Un bilancio di 17 morti e 88 feriti, quattro inchieste, un processo durato 36 anni, nessun vero colpevole. Sono i numeri della strage di piazza Fontana, l'attentato dinamitardo che il 12 dicembre del 1969 colpì la Banca Nazionale dell'Agricoltura a Milano sconvolgendo l'Italia e che per molti segnò l'inizio dei cosiddetti “Anni di piombo”. Se n'è parlato ieri, venerdì 15 novembre, nella sala Blu del Centro Incontri della provincia di Cuneo, in uno degli appuntamenti di “Scrittorincittà” 2019: ospiti dell'incontro moderato da Gianfranco Maggi i giornalisti e scrittori Benedetta Tobagi e Gianni Barbacetto, che hanno presentato i loro libri su quello che è considerato da molti come l'evento simbolo della “strategia della tensione”. Un attentato che come detto è rimasto quasi impunito: nel giugno 2005 la Corte di Cassazione ha stabilito che la strage fu opera di un gruppo eversivo costituito a Padova nell'alveo di “Ordine nuovo”, capitanato da Franco Freda e Giovanni Ventura, che però non erano più perseguibili in quanto precedentemente assolti con giudizio definitivo dalla Corte d'assise d'appello di Bari. Gli esecutori materiali sono invece tutt'ora ignoti.

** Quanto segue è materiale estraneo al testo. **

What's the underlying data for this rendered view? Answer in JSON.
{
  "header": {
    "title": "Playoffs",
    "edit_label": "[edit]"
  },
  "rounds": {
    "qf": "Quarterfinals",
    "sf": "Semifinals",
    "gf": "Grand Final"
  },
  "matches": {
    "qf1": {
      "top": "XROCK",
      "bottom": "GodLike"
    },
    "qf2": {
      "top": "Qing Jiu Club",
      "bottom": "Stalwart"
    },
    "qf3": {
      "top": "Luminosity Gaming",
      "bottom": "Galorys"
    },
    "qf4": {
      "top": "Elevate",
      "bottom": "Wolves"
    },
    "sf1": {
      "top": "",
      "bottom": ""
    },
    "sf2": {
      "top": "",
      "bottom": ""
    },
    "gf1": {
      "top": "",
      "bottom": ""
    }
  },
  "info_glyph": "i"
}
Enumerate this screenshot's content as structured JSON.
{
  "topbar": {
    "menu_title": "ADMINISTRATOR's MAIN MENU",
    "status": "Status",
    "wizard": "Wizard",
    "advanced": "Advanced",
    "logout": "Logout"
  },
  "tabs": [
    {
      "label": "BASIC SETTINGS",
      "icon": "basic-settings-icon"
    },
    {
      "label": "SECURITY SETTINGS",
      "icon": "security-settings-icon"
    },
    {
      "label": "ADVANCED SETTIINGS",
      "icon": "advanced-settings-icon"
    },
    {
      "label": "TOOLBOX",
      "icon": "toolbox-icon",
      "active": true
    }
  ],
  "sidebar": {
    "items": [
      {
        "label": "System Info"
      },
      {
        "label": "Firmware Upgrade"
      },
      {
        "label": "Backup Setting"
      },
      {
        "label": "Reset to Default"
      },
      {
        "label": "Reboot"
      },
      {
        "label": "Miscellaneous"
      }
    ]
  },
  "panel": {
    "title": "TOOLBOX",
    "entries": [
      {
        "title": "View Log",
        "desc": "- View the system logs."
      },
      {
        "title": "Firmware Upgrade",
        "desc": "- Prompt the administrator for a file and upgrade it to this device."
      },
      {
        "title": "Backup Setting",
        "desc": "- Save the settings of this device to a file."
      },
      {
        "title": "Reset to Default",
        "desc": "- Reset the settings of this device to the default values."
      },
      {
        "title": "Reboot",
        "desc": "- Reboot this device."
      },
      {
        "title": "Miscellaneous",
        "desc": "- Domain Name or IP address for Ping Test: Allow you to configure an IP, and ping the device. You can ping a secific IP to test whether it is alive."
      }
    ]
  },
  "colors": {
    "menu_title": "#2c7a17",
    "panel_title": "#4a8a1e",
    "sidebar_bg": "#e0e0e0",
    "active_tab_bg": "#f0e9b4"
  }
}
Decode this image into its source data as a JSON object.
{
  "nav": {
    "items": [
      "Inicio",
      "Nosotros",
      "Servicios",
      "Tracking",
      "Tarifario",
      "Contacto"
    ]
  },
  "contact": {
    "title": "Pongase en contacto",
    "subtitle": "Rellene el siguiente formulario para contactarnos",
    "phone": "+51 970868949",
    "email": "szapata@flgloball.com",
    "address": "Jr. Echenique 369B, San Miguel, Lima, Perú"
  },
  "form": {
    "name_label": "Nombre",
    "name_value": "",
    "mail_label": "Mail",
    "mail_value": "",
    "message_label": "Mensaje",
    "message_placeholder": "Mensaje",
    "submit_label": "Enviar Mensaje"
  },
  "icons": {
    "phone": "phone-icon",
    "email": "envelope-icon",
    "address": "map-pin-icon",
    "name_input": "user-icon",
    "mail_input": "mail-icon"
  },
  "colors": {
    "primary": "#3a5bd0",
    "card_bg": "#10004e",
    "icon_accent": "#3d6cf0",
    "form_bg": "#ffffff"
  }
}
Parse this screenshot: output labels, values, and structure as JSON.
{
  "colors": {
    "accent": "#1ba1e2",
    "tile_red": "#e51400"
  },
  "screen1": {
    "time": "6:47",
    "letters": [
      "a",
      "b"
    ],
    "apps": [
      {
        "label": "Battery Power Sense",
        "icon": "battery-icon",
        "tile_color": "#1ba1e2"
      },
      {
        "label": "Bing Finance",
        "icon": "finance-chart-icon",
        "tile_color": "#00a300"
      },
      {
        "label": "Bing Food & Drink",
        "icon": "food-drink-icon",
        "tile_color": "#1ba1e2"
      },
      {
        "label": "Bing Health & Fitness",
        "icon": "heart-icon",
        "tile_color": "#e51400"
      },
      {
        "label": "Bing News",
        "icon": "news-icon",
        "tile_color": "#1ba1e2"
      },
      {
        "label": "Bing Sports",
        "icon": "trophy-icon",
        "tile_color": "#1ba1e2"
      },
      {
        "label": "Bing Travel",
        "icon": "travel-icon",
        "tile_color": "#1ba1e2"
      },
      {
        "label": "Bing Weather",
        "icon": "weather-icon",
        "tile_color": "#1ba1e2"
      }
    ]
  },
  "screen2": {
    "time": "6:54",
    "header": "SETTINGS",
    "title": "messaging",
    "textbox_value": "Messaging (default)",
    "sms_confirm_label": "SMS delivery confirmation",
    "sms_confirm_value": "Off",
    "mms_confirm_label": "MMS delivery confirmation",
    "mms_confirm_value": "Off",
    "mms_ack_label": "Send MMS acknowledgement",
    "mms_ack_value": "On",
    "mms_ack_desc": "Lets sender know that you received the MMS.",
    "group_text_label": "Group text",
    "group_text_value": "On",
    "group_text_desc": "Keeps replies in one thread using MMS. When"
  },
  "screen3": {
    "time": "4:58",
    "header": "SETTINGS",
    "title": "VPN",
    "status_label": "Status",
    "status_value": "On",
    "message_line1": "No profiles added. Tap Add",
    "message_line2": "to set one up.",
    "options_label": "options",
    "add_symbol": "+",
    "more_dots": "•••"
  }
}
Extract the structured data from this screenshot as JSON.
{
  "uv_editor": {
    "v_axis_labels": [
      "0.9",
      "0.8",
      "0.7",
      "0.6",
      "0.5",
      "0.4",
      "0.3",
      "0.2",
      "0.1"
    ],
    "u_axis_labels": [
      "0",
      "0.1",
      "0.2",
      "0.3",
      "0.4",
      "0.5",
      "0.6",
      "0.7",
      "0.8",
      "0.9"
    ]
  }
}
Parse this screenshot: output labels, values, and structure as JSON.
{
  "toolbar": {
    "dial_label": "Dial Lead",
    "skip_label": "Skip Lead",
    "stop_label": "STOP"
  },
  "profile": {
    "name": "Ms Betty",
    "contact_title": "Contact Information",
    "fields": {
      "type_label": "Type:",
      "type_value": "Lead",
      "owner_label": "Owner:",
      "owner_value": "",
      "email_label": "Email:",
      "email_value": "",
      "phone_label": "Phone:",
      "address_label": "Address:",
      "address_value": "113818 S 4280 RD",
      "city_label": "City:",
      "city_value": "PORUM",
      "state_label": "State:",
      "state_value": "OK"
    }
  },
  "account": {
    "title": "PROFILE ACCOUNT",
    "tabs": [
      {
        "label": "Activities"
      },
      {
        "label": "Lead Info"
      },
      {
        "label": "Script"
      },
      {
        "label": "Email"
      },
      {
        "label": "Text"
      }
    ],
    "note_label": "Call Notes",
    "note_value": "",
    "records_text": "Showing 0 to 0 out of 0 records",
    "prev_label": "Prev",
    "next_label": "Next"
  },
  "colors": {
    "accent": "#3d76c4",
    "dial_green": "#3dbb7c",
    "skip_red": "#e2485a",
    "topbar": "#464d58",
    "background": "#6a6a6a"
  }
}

Ad introdurre l'incontro è stato il giornalista de “Il Fatto Quotidiano”, autore di “Piazza Fontana. Il primo atto dell'ultima guerra italiana” (Garzanti): “Oggi siamo quasi abituati, ahimè, ai grandi attentati, nel caso di piazza Fontana, invece, era la prima volta: l'Italia non aveva mai vissuto nulla del genere dopo la fine della Seconda Guerra Mondiale. Per questo e per quello che venne dopo, dalla strage di piazza della Loggia a quella di Bologna, piazza Fontana lasciò un segno profondo in un'Italia che stava attraversando un momento particolare, fatto di rinnovamento economico, cambiamenti culturali e lotte operaie”. Benedetta Tobagi, figlia di Walter, giornalista assassinato da un gruppo terroristico di estrema sinistra nel 1980, ha invece presentato “Piazza Fontana, il processo impossibile” (Einaudi), un libro-inchiesta che entra nelle pieghe di un processo complesso, caratterizzato da continui depistaggi fin dalle prime battute: “Se leggeste libri stranieri sull'argomento, notereste che la parola “stragismo” non è tradotta, ma è riportata in lingua italiana. Questo perchè lo stragismo italiano ha avuto caratteristiche uniche, anche per quanto riguarda la copertura istituzionale e il coinvolgimento di apparati dello stato. Nel caso di Piazza Fontana l'Ufficio Affari Riservati del Ministero dell'Interno creò da subito una falsa pista “rossa” per ricondurre l'attentato a gruppi terroristici di estrema sinistra, mentre invece oggi sappiamo che la strage fu di matrice neonazista e neofascista. Le finalità erano politiche, si voleva evitare uno slittamento a sinistra della politica italiana. Anche per questo le indagini e i processi incontrarono percorsi tortuosi. Inoltre all'epoca negli “ingranaggi” dello stato, dalle Procure alle Questure, ancora lavoravano persone che si erano formate in epoca fascista. Furono tanti, tantissimi gli ostacoli, i depistaggi e le ingerenze che i vari magistrati incontrarono durante le indagini”.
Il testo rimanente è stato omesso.